Walter Murphy took his musical training further than most, studying jazz and classical piano at the Manhattan School of Music before setting out on a career as a commercial jingle-writer in the early 1970s. Both aspects of his experience would come into play in achieving pop stardom. Murphy's acumen in spotting a potential trend is what gave him the idea to create his masterpiece. Apparently inspired by the success of The Toys' 1965 adaptation of a Bach minuet into a minor pop hit called "A Lover's Concerto," Murphy booked himself some studio time and set about trying to craft a hit of his own by "disco-fying" the classics. Playing all the instruments himself, Murphy recorded a variety of samples on a demo tape and circulated it among New York record labels, receiving only one response, from Private Stock Records.

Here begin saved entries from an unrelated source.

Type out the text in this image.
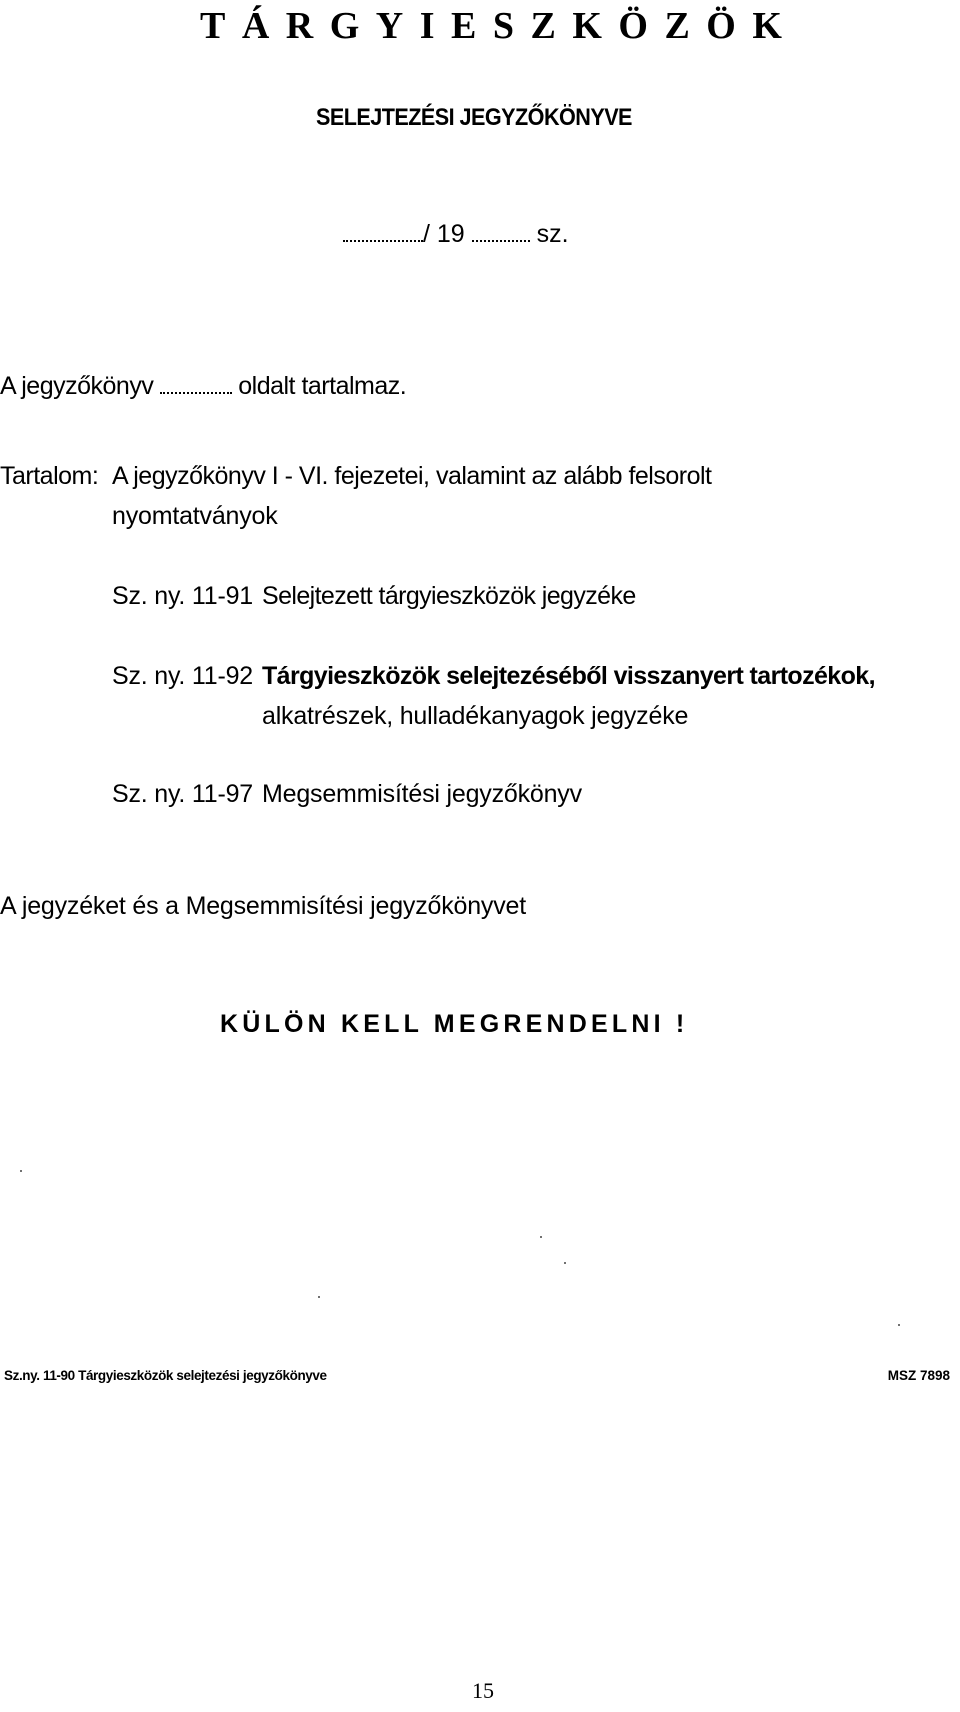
TÁRGYIESZKÖZÖK
SELEJTEZÉSI JEGYZŐKÖNYVE
/ 19	sz.
A jegyzőkönyv	oldalt tartalmaz.
Tartalom: A jegyzőkönyv I - VI. fejezetei, valamint az alább felsorolt
nyomtatványok
Sz. ny. 11-91 Selejtezett tárgyieszközök jegyzéke
Sz. ny. 11-92 Tárgyieszközök selejtezéséből visszanyert tartozékok,
alkatrészek, hulladékanyagok jegyzéke
Sz. ny. 11-97 Megsemmisítési jegyzőkönyv
A jegyzéket és a Megsemmisítési jegyzőkönyvet
KÜLÖN KELL MEGRENDELNI !
Sz.ny. 11-90 Tárgyieszközök selejtezési jegyzőkönyve	MSZ 7898
15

With Private Stock's blessing, Murphy adapted Ludwig Beethoven's Symphony No. 5 in C Minor into "A Fifth Of Beethoven," which was released in the spring of 1976 under the name Walter Murphy & The Big Apple Band.
"A Fifth Of Beethoven" took both Murphy and his label by surprise by rocketing up the charts to the top spot on the Billboard Hot 100 on this day in 1976. As great a success as that was for Walter Murphy, his record had an even bigger second life after its initial fall from the pop charts when it was selected for use in the film Saturday Night Fever and on the multi-platinum Saturday Night Fever soundtrack album.
Follow-up disco singles by Walter Murphy based on works by Rimsky-Korsakov and George Gershwin failed to repeat the success of "A Fifth Of Beethoven." Murphy continues to have a successful career in commercial music, however, with his most recent significant credit coming as the composer of the theme song from television's animated series Family Guy.